Son inquiétude quant à ses vieux jours est fondée. Selon la Régie des rentes du Québec (RRQ), le régime public pourra assumer l’arrivée à la retraite de la génération du baby-boom, prévue de 2010 à 2030. Mais après 2037, compte tenu des pertes reliées à la crise économique, c’est le néant : les contributions des travailleurs ne permettront pas d’assurer un finan­cement stable à long terme, selon les actuaires de la RRQ.

Le fait que le taux de cotisation ait été gelé durant les 20 premières années d’existence du Régime a de quoi alimenter l’indignation des moins de 40 ans. «Ils ont totalement raison de dire qu’ils assument les abus des aînés, et qu’ils n’en auront pas pour leur argent», reconnaît René Delsanne, professeur de mathématiques à l’UQAM, spécialisé en finances et régimes de retraite, membre de plusieurs comités de retraite. «Les baby-boomers comme moi vont être gagnants, car ils auront cotisé au Régime un pourcentage plus bas tandis qu’ils recevront leur pleine rente», poursuit-il.

À la décharge des boomers, on pourrait arguer que la dégringolade boursière de 2008 aurait été bien difficile à prévoir dans les années 1960 à 1980. Or, le Régime de rentes du Québec, géré par la Caisse de dépôt et placement, a perdu neuf milliards dans la tourmente. Des 34,7 milliards en réserve, il n’en reste que 25,7. Et aurait-on pu deviner, à l’époque du réveil nationaliste, que le Québec se distinguerait un jour du reste du Canada par un vieillissement accentué de sa population?

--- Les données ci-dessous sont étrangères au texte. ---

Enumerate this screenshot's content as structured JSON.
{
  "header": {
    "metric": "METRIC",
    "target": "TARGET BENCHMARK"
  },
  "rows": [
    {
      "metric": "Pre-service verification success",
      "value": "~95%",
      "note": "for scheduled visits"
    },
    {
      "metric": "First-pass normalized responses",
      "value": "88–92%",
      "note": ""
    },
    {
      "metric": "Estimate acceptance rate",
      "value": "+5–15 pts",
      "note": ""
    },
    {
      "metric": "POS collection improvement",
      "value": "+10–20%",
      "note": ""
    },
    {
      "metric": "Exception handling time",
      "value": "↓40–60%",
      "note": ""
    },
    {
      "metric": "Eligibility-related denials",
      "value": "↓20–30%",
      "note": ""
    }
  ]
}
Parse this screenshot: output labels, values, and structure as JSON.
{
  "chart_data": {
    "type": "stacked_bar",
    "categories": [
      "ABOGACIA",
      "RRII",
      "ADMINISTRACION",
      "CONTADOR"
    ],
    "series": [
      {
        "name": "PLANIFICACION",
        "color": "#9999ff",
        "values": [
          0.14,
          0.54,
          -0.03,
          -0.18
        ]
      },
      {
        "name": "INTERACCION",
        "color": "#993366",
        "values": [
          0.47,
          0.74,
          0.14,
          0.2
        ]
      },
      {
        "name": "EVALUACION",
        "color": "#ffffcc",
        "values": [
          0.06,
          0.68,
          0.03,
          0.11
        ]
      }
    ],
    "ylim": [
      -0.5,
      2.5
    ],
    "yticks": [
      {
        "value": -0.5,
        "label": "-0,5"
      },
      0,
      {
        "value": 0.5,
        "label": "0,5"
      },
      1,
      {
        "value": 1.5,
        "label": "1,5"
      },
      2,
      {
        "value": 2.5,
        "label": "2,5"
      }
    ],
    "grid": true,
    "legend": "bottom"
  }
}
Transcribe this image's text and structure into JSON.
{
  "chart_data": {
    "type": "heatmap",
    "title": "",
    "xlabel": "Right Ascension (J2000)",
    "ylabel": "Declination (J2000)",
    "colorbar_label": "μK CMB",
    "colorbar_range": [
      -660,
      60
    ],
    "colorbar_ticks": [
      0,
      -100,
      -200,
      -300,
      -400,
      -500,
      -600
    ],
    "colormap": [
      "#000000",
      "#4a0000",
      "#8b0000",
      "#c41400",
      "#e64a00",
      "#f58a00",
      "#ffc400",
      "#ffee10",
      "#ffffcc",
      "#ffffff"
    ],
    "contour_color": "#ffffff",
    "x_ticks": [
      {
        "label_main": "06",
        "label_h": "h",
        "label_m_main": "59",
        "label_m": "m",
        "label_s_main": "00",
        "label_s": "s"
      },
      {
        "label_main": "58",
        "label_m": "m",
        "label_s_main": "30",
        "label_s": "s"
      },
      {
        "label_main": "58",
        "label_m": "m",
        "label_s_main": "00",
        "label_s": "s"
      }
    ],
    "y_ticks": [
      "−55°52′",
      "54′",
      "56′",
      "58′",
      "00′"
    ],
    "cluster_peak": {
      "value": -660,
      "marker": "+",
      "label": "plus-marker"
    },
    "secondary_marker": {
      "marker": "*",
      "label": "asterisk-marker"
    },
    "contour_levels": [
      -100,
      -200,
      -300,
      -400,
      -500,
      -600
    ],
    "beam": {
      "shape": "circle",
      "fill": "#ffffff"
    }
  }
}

Devant l’impasse qui se dessine, la RRQ propose, entre autres, d’augmenter le taux de cotisation. Actuellement de 9,9 % réparti entre l’employeur et le salarié, il grossirait de 0,1 % par an entre 2011 et 2016. Selon le porte-parole de la RRQ, Herman Huot, il serait étonnant que les travailleurs y échappent. «On ne peut attendre 10 ou 15 ans, sinon on prendrait le risque d’avoir un manque à gagner. Le projet de loi devrait être envoyé au gouvernement à l’hiver 2010; il pourrait être adopté en juin 2010 et son entrée en vigueur aurait lieu le 1er janvier 2011.»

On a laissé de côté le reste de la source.